With the ineffable Fred Thompson out, the Mitt Romney surge is on. And the pundits said it couldn't or wouldn't be done.
Real Clear Politics shows Romney in a close second behind John McCain in Florida. And the thing to keep in mind here is the trend: Romney is trending upwards while McCain is holding steady or declining slightly.
Looking ahead, it seems Romney may win simply because of his wide appeal:
Giuliani and McCain both appeal to foreign policy conservatives (read: hawks), fiscal conservatives (McCain to a greater extent than Giuliani), and independents.
Huckabee appeals to social conservatives.
Romney appeals to foreign policy hawks (less so than either Giuliani or McCain). All three would follow similar courses in Iraq and the War on Terror.
Romney's business experience and tax cutting ways while governor in Massachusetts make him appealing to fiscal conservatives--maybe moreso than either McCain or Giuliani.
Perhaps most importantly, Romney established his social conservatism bona fides. Pro-lifers and the defense of marriage crowd may not believe him the way they believe Mike Huckabee or believed Fred Thompson, but they will certainly prefer him to either Giuliani or McCain (less so with McCain).
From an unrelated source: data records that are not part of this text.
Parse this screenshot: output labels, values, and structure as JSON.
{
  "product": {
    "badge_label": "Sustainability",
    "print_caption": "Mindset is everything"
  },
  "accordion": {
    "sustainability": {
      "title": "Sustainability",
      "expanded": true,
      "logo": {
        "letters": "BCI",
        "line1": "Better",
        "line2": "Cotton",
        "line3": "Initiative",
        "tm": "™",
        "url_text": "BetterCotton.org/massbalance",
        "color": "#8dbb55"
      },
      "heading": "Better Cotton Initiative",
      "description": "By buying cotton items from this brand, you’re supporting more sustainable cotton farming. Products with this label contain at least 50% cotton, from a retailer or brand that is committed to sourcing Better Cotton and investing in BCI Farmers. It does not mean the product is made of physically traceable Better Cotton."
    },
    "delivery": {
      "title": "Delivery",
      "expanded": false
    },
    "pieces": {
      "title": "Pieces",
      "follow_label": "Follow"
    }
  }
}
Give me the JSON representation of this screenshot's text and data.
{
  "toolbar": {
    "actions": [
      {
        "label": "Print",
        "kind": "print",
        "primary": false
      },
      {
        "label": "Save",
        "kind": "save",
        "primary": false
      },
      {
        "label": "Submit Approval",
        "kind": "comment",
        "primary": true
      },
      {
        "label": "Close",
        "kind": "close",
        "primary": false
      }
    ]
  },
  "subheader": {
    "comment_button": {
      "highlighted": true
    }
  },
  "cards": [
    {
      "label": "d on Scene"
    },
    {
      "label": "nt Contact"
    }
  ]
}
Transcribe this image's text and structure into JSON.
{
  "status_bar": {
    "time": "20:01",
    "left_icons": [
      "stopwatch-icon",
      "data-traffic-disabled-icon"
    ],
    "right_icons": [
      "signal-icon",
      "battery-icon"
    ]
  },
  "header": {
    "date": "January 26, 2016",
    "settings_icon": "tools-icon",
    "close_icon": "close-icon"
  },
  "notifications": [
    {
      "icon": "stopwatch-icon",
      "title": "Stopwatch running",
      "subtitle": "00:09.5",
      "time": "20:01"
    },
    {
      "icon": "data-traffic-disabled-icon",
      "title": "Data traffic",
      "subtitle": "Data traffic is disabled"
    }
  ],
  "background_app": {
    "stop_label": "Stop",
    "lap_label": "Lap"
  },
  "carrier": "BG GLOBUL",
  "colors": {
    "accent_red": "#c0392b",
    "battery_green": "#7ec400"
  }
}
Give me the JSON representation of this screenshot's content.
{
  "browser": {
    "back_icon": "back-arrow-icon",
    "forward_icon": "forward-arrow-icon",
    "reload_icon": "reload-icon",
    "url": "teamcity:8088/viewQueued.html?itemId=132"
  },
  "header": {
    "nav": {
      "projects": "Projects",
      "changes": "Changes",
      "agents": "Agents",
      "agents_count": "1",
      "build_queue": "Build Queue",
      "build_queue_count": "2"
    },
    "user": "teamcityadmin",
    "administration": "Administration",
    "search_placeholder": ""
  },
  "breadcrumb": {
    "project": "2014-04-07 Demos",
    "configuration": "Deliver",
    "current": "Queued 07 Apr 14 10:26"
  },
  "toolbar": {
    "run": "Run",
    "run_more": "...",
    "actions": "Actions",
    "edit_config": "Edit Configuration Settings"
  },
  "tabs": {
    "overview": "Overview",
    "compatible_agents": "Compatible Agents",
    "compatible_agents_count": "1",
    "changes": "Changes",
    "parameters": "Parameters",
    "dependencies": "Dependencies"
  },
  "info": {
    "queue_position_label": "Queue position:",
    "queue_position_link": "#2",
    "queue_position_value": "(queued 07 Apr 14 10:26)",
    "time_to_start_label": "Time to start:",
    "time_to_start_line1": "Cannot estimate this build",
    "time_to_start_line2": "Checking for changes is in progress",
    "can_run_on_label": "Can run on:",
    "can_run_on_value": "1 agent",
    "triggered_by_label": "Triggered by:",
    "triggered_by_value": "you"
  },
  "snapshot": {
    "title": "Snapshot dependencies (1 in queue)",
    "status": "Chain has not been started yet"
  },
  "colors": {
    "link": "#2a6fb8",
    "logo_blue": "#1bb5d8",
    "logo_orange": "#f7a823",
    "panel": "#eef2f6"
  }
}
On Hannity and Colmes tonight, Alan Colmes asked Romney if he felt like emphasizing his social conservatism had been a waste of time. 'With the economy on a precipice,' Colmes asked, 'wouldn't it have been wiser to have highlighted his business acumen as a unique qualifier?' Romney pointed out that social issues were important in early states, but admitted the economy may be the dominant issue going forward and, fortunately, he was strong there.
We agree (and wrote as much last week) that saving the economy could be a winning message going forward. But it was important to Romney's campaign that he distinguish himself from Giuliani (the longtime frontrunner) and to a lesser extent McCain as a social conservative. By splitting the social conservative vote and winning the fiscal conservatives, Romney might be able to winnow off enough of the foreign policy independents to win the Republican nomination--especially in states which limit voting in the Republican race to Republicans.